Aveva promesso di partecipare agli Europei di atletica nonostante l'aggressione subita. Invece, per Daisy Osakue, a differenza di quanto sembrava nei giorni scorsi, la partenza per Berlino "è a forte rischio". A comunicarlo ufficialmente è il presidente del Coni, Giovanni Malagò, al termine della Giunta Nazionale. L'atleta di origini nigeriane, primatista a livello nazionale Under 23 di lancio del disco, due giorni fa è stata colpita al volto da un uovo tirato da un'auto in corsa mentre tornava a casa a Moncalieri, alle porte di Torino.
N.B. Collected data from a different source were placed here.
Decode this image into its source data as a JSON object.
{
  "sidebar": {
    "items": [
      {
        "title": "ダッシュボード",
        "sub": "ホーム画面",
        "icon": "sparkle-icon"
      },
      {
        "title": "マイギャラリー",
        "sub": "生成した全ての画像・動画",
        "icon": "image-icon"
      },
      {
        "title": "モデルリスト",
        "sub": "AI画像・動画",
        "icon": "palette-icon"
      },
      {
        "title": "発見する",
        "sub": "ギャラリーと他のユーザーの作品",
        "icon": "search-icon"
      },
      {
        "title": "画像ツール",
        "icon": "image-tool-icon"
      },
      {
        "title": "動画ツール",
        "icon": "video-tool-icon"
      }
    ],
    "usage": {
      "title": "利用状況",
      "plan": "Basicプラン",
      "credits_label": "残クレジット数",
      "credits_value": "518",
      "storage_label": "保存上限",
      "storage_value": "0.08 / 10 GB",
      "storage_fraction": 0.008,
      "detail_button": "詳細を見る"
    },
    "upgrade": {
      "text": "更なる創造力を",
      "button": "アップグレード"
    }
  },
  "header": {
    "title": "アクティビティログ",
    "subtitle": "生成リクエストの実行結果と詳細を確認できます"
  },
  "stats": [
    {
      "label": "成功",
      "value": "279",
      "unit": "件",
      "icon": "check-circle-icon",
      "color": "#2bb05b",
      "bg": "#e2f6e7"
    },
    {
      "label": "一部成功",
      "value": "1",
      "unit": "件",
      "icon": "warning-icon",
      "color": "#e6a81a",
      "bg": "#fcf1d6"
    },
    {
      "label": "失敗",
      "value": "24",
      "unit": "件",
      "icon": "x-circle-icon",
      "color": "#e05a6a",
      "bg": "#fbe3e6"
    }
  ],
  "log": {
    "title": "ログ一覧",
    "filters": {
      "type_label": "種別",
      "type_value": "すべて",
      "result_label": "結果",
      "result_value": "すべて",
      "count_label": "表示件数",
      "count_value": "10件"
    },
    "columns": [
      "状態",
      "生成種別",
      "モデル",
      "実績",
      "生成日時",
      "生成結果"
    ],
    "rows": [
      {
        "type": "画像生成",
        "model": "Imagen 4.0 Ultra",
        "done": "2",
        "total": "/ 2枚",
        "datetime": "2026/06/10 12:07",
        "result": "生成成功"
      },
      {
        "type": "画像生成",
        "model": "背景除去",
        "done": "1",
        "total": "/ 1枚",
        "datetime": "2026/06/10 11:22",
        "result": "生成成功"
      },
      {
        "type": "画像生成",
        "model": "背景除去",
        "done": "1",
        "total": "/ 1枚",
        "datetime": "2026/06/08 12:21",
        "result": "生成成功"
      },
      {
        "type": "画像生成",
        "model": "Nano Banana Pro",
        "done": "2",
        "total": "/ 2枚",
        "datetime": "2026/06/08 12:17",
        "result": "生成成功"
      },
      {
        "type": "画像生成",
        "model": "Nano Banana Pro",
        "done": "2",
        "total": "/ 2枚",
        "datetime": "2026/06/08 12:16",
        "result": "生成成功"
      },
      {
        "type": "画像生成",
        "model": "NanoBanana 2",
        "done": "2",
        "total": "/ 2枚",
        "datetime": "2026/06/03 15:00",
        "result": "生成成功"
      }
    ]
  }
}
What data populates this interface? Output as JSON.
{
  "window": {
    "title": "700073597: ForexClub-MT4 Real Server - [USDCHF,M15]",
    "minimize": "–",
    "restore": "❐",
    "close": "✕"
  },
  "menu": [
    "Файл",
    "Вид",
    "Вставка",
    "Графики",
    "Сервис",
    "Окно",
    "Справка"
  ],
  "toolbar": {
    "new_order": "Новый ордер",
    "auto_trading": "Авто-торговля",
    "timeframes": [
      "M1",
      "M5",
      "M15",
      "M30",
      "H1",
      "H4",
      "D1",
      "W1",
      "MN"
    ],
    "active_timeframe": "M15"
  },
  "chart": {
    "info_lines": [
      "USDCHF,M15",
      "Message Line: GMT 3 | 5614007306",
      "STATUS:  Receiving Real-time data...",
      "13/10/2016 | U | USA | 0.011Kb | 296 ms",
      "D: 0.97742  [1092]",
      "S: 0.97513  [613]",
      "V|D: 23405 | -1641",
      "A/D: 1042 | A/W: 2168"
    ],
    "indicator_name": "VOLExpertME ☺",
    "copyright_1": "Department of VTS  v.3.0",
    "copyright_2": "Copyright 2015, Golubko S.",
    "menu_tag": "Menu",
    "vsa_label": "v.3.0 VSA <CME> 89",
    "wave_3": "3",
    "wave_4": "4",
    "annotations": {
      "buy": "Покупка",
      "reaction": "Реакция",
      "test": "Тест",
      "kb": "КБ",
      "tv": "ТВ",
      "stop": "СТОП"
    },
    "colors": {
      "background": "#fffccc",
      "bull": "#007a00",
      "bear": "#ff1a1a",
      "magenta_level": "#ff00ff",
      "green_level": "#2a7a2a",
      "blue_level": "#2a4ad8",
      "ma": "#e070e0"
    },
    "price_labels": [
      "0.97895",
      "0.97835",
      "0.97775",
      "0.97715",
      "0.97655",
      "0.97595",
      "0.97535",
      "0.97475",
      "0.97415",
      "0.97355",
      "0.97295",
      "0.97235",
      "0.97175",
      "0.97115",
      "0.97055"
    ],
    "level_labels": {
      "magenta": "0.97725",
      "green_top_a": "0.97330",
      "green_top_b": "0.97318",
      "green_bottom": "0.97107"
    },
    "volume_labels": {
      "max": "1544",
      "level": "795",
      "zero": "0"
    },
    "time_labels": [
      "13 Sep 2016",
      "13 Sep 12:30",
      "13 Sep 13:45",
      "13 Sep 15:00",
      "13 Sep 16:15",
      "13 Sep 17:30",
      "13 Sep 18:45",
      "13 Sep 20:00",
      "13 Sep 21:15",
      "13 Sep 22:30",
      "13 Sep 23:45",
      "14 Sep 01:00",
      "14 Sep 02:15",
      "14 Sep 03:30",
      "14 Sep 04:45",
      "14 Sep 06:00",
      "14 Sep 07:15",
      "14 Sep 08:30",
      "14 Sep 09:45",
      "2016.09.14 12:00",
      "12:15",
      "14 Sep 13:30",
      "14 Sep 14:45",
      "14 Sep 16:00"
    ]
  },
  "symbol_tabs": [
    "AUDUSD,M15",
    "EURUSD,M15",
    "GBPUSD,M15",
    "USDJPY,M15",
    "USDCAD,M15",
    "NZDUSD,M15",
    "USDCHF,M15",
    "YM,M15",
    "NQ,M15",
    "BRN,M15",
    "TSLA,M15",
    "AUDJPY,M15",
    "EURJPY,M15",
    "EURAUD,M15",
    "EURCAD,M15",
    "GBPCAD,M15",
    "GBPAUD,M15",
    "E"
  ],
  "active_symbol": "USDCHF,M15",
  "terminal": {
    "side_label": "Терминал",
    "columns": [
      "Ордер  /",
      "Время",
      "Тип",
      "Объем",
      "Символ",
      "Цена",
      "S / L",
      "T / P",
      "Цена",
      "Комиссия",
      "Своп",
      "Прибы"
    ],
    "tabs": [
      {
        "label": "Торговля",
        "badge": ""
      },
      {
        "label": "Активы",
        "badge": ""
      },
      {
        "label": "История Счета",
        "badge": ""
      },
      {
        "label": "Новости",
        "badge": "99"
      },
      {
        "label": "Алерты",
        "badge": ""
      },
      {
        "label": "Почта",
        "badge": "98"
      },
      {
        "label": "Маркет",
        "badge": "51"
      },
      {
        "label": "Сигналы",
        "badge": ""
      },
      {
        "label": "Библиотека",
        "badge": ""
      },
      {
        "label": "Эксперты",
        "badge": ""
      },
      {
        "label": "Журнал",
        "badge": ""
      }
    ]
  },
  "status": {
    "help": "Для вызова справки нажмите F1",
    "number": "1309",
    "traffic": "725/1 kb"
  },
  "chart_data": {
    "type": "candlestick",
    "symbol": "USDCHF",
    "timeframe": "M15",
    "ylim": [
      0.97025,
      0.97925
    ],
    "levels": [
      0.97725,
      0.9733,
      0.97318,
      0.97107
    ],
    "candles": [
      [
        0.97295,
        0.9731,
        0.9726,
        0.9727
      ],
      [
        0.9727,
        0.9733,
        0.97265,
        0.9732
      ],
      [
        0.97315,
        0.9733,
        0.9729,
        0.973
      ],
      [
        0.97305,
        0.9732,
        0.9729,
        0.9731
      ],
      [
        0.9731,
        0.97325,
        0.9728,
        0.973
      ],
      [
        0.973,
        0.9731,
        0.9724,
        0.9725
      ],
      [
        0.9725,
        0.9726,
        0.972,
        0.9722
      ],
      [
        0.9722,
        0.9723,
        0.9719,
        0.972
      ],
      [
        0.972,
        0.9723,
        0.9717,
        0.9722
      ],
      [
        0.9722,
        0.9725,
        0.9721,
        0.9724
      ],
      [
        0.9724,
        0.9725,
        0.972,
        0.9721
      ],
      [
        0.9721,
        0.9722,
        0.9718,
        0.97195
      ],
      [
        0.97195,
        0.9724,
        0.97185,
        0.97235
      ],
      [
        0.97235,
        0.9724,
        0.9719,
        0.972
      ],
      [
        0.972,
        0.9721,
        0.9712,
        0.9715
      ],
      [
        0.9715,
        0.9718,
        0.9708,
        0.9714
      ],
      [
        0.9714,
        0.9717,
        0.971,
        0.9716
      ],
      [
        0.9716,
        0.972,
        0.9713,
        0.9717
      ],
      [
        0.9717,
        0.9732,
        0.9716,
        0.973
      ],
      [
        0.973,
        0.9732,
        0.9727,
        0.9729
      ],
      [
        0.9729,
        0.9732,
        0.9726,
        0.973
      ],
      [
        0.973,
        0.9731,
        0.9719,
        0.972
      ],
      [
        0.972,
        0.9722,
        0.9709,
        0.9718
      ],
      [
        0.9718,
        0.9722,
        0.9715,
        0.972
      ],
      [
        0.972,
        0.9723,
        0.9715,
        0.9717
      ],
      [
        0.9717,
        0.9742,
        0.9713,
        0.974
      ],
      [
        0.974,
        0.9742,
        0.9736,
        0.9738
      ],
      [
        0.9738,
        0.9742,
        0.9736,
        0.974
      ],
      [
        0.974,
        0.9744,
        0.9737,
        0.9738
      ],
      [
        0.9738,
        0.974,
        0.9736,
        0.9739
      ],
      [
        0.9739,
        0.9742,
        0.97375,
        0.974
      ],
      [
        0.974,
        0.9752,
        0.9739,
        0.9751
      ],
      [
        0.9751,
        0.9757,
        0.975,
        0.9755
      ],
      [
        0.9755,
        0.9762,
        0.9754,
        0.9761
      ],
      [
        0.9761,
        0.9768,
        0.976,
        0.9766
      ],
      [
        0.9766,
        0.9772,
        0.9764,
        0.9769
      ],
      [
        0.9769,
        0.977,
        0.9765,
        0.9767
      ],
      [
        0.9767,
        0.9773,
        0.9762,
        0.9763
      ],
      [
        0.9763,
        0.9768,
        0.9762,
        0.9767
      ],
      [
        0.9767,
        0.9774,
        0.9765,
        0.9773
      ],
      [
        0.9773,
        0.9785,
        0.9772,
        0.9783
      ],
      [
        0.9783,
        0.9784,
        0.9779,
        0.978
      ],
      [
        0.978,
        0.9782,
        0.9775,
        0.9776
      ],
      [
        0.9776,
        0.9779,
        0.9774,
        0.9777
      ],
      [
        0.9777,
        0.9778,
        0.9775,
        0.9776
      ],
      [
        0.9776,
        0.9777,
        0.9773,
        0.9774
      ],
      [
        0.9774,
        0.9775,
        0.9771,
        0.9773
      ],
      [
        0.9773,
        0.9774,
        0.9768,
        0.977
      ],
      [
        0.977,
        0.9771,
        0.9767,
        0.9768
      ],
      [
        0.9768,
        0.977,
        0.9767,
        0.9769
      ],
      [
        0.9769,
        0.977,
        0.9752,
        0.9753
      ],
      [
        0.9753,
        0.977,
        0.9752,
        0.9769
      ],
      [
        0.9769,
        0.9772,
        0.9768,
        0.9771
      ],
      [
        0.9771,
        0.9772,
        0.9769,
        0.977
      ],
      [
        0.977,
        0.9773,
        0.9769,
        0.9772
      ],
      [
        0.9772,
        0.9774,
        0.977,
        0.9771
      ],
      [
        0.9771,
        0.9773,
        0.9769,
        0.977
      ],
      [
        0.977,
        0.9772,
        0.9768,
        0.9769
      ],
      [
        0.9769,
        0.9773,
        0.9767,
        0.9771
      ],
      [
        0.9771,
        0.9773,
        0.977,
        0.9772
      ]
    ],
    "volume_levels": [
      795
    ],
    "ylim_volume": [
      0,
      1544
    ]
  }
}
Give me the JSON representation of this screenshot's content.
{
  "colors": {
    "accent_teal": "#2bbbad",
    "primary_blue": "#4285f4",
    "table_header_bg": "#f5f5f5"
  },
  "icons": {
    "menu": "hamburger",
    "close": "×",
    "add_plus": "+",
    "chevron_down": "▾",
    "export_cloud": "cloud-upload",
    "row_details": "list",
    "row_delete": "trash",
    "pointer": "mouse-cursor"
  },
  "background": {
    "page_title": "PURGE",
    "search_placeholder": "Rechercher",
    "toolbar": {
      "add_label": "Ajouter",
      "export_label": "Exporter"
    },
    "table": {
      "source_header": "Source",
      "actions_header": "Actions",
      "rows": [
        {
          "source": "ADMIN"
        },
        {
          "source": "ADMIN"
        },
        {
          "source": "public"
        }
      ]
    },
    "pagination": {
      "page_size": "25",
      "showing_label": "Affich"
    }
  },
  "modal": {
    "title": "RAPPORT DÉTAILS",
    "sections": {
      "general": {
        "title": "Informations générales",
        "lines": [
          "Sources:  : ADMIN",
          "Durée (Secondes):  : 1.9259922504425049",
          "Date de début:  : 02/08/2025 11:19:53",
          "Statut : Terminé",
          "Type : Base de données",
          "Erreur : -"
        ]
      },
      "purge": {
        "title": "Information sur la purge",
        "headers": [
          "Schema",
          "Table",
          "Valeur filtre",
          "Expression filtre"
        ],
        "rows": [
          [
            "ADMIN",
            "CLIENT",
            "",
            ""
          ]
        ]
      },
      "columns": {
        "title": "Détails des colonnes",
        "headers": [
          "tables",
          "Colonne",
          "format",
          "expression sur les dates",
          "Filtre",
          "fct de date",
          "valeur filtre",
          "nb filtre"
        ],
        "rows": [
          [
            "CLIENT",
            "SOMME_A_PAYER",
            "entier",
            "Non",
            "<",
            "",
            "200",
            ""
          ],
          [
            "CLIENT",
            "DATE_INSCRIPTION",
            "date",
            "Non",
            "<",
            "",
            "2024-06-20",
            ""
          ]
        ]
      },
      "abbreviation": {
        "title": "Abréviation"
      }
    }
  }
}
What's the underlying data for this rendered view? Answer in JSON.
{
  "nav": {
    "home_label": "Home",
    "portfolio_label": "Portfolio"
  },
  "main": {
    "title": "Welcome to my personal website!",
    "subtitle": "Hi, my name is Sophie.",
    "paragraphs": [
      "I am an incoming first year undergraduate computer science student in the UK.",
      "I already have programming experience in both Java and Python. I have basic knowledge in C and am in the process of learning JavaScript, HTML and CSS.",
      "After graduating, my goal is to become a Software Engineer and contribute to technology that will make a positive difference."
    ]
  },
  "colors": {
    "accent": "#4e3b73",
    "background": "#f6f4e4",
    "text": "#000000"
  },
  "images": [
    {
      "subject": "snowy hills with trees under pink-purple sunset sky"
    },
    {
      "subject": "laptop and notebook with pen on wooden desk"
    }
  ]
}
Un'aggressione, che la 22enne ha bollato come un'azione di stampo razzista, che le ha provocato una lesione alla cornea per curare la quale "deve usare una dose di cortisone che, malgrado ci possa essere l'esenzione, è talmente in quantità eccessiva che non potrebbe averla", ha spiegato Malagò. Problemi di antidoping, quindi.

L'azzurra ha sostenuto in giornata una visita oculistica per la valutazione dei danni riportati, ha fatto sapere il settore sanitario Fidal. Il verdetto è però rimandato a venerdì 3 agosto quando i sanitari della Federazione di Atletica hanno fissato un nuovo controllo a Roma, all'Istituto di Medicina e Scienza dello Sport, per valutare "se le condizioni cliniche e la terapia in atto siano compatibili con la partecipazione agli Europei di Berlino", al via il 6 agosto.

"Farò di tutto per esserci, per me è importante", aveva promesso Daisy uscendo dall'ospedale lunedì mattina, in seguito all'aggressione. E anche dopo aver appreso le ultime novità, non si è persa d'animo: in serata è attesa alla Sisport, la società dov'è cresciuta, per un allenamento leggero.
Intanto proseguono le indagini degli inquirenti per trovare i responsabili dell'attacco, avvenuto all'1.25 di domenica notte: la Procura di Torino ha aperto un'inchiesta per lesioni, senza l'aggravante razziale. Gli investigatori per ora non escludono nessuna ipotesi, dato che si sono verificati altri casi simili e le vittime non erano di colore, ma le reazioni, alla luce dei recenti episodi di violenza contro gli stranieri, hanno inevitabilmente concentrato l'attenzione sul razzismo.